Pokazy New York Fashion Week SS14 wyróżniały się nietypową ilością ciepłych płaszczy, kontrastujących z szyfonami wiosennych kolekcji. Marc Jacobs poszedł jeszcze dalej - wskazówki, że to sezon wiosna-lato 2014 były tak subtelne, ża niezauważalne (graficzny nadruk kwiatowy, jedna para okularów przeciwsłonecznych). Po pokazie projektant wyśmiewał wiosenny dress code, który sprawia, że wszystkie kolekcje wyglądają podobnie: "nie znam ani jednej osoby, która nosiłaby biel od stóp do głów!". Ciemne, obciążone pasmanteryjnymi dekoracjami sylwetki pokazano na tle dziwacznego pobojowiska po masowej imprezie, pełnego śmieci i niedopałków.

Offowy charakter dopełniły peruki z odrostami oraz zaproszenie na wybieg buntowniczej modelki Charlotte Free i piosenkarki Sky Ferreiry. Obie boleśnie uwidoczniły, że stylizacje Marca Jacobsa dobrze wyglądają tylko na bardzo wysokich dziewczynach. Bo sylwetki z kolekcji wiosna-lato 2014 swobodnie grały długościami, zaburzając proporcje sylwetki. To nie jest propozycja dla dziewczyn szukających łatwego piękna, ale dla aspirujących it girls. Trudno na poważnie łączyć ramioniaste, bogato zdobione żakiety w stylu Tudorów z surferskimi szortami do kolan. Plażowe spodenki i buty przypominające slip ony Vansa również nie uniknęły ataku dawnych metod zdobniczych - pokryte chwostami, haftowane, błyszczące od aplikacji. Jeśli do tego obrazu dodamy wiktoriańskie suknie z końcowej części pokazu, otrzymujemy bardzo perwersyjną reinterpretację mody historycznej, bardziej awangardową niż prace Sarah Burton. Bardzo zabawną w ciężkich od ozdób bluzach, bardzo piękną w przejrzystych, wyszywanych sukniach.

W przypadku domu mody Marc Jacobs, nie można zignorować kultowych już dodatków. Czy sprzedażowym hitem będą torebki z żakardowej tkaniny, powtarzające dekoracje z ubrań? A może wiktoriańska parasolka, prezentowana przez Carę Delevingne, któro do NY przyleciała specjalnie na ten pokaz? Nie mielibyśmy też nic przeciwko temu, żeby ulice Nowego Jorku zaludniły luksusowe "vansy" DIY. Pozostawiają dużo lepsze wrażenie niż sportowe sandały i paskudne botki z frędzelkami. Błyszczące i płaskie, z jakby rozdeptanym noskiem, skutecznie oszpeciły nogi modelek.
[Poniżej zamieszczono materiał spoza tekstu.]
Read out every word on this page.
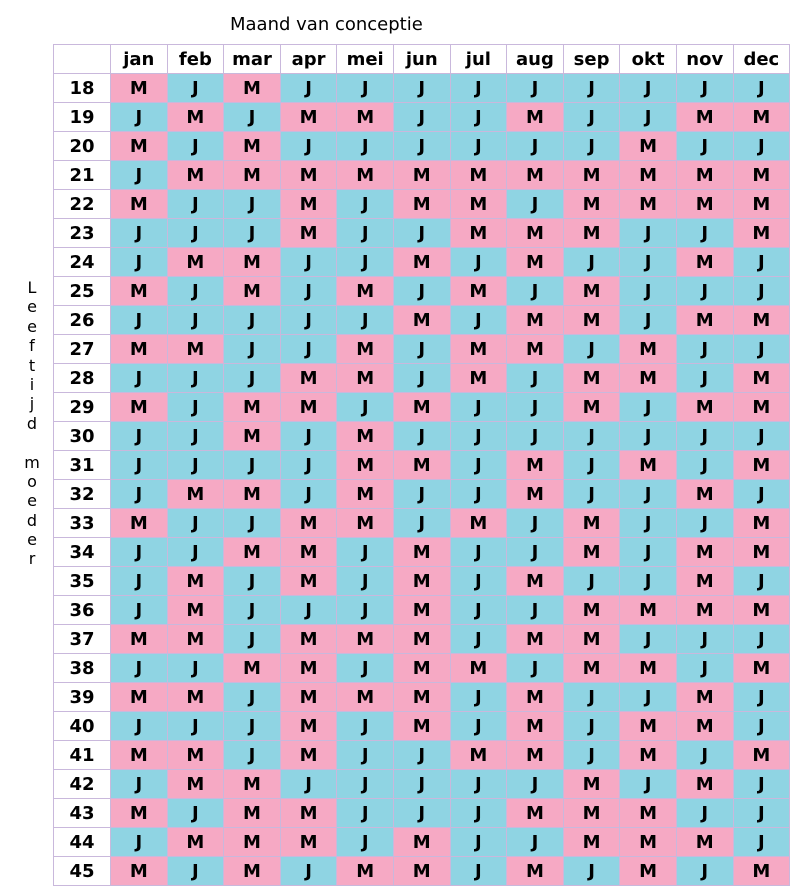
Maand van conceptie
L
e
e
f
t
i
j
d

m
o
e
d
e
r
	jan	feb	mar	apr	mei	jun	jul	aug	sep	okt	nov	dec
18	M	J	M	J	J	J	J	J	J	J	J	J
19	J	M	J	M	M	J	J	M	J	J	M	M
20	M	J	M	J	J	J	J	J	J	M	J	J
21	J	M	M	M	M	M	M	M	M	M	M	M
22	M	J	J	M	J	M	M	J	M	M	M	M
23	J	J	J	M	J	J	M	M	M	J	J	M
24	J	M	M	J	J	M	J	M	J	J	M	J
25	M	J	M	J	M	J	M	J	M	J	J	J
26	J	J	J	J	J	M	J	M	M	J	M	M
27	M	M	J	J	M	J	M	M	J	M	J	J
28	J	J	J	M	M	J	M	J	M	M	J	M
29	M	J	M	M	J	M	J	J	M	J	M	M
30	J	J	M	J	M	J	J	J	J	J	J	J
31	J	J	J	J	M	M	J	M	J	M	J	M
32	J	M	M	J	M	J	J	M	J	J	M	J
33	M	J	J	M	M	J	M	J	M	J	J	M
34	J	J	M	M	J	M	J	J	M	J	M	M
35	J	M	J	M	J	M	J	M	J	J	M	J
36	J	M	J	J	J	M	J	J	M	M	M	M
37	M	M	J	M	M	M	J	M	M	J	J	J
38	J	J	M	M	J	M	M	J	M	M	J	M
39	M	M	J	M	M	M	J	M	J	J	M	J
40	J	J	J	M	J	M	J	M	J	M	M	J
41	M	M	J	M	J	J	M	M	J	M	J	M
42	J	M	M	J	J	J	J	J	M	J	M	J
43	M	J	M	M	J	J	J	M	M	M	J	J
44	J	M	M	M	J	M	J	J	M	M	M	J
45	M	J	M	J	M	M	J	M	J	M	J	M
Jak Wam się podoba propozycja Marca Jacobsa? Nam spodobała się jego bezkompromisowa odwaga i nieograniczona wyobraźnia. Jesteśmy bardzo ciekawi zbliżającego się pokazu Louis Vuitton - projektant konsekwentnie dba, żeby jego różne kolekcje miały choć jeden wspólny motyw.